Note:   Since the Hamming code is a binary code,  here the code space has the dimension  $n$.


(2)  Correct is  answer 1:

  • In the gray area outside  "spheres"  there is not a single point in a perfect code.
  • This was also shown in the calculation for subtask  (1).


(3)  The Reed–Solomon codes are described by the coding space scheme  $\rm B$    ⇒   Answer 2.

  • Here there are numerous yellow points in the gray area,  i.e. points that cannot be assigned to any sphere in  "Bounded Distance Decoding".
  • For example,  if we consider the   $\rm RSC \, (7, \, 3, \, 5)_8$   with code parameters  $n = 7, \, k = 3$,  and  $t = 2$,  there are a total of  $8^7 = 2097152$  points and  $8^3 = 512$  hyperspheres here.
  • If this code were perfect,  then there should be  $8^4 = 4096$  points within each sphere.  However,  it holds:
$${\rm Pr}(\underline{\it y}_{\it i} {\rm \hspace{0.1cm}lies\hspace{0.1cm} within\hspace{0.1cm} the\hspace{0.1cm} red\hspace{0.1cm} sphere)} = {\rm Pr}(f \le t) = {\rm Pr}(f = 0)+ {\rm Pr}(f = 1)+{\rm Pr}(f = 2) =1 + {7 \choose 1} \cdot 7 + {7 \choose 2} \cdot 7^2 = 1079 \hspace{0.05cm}.$$
  • For  ${\rm Pr}(f = 1)$  it is considered that there can be  "$7 \rm \ over \ 1$" $= 7$  error positions,  and for each error position also seven different error values.  The same is considered for  ${\rm Pr}(f = 2)$.

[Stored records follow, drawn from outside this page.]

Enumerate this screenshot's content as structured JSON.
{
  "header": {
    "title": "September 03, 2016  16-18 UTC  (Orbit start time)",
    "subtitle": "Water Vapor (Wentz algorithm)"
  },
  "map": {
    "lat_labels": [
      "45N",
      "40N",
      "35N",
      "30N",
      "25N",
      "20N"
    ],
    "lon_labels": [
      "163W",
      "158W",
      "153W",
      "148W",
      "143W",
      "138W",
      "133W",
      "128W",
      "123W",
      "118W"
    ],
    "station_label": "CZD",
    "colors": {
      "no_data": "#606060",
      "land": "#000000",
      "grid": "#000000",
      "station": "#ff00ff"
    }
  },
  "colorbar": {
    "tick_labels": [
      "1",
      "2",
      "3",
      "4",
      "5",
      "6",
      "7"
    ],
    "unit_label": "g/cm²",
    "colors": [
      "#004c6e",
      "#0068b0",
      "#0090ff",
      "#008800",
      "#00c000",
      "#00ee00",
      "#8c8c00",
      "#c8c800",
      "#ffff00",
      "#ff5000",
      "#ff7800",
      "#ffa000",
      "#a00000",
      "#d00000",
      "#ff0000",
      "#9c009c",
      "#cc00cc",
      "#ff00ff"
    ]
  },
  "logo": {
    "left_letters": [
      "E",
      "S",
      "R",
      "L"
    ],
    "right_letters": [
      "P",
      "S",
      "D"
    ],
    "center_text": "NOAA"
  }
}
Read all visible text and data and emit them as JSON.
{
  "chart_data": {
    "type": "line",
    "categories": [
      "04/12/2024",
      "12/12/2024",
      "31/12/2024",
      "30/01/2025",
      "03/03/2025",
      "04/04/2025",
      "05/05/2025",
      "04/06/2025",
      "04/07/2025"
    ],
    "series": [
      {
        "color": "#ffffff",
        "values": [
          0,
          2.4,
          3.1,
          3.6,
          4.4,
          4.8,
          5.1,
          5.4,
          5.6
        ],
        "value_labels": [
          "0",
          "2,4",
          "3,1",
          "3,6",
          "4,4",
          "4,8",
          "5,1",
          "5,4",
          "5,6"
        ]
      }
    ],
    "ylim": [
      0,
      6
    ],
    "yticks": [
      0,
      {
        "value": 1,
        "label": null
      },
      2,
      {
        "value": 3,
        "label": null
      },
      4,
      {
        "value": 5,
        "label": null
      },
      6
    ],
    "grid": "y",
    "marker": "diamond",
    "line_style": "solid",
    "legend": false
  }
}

(4)  Correct is  answer 3:

  • A point in gray no-man's land is reached with fewer symbol errors than a point in another hypersphere.
  • For long codes,  an upper bound on the error probability is given in the literature:
$${\rm Pr}(\underline{y} {\rm \hspace{0.15cm} is \hspace{0.15cm} incorrectly \hspace{0.15cm} decoded}) = {\rm Pr}(\underline{z} \ne \underline{c}) \le \frac{1}{t\hspace{0.05cm}!} \hspace{0.05cm}.$$
  • For the ${\rm RSC} \, (225, \, 223, \, 33)_{256} \ \Rightarrow \ t = 16$   ⇒   this upper bound yields the value  $1/(16!) < 10^{-14}$.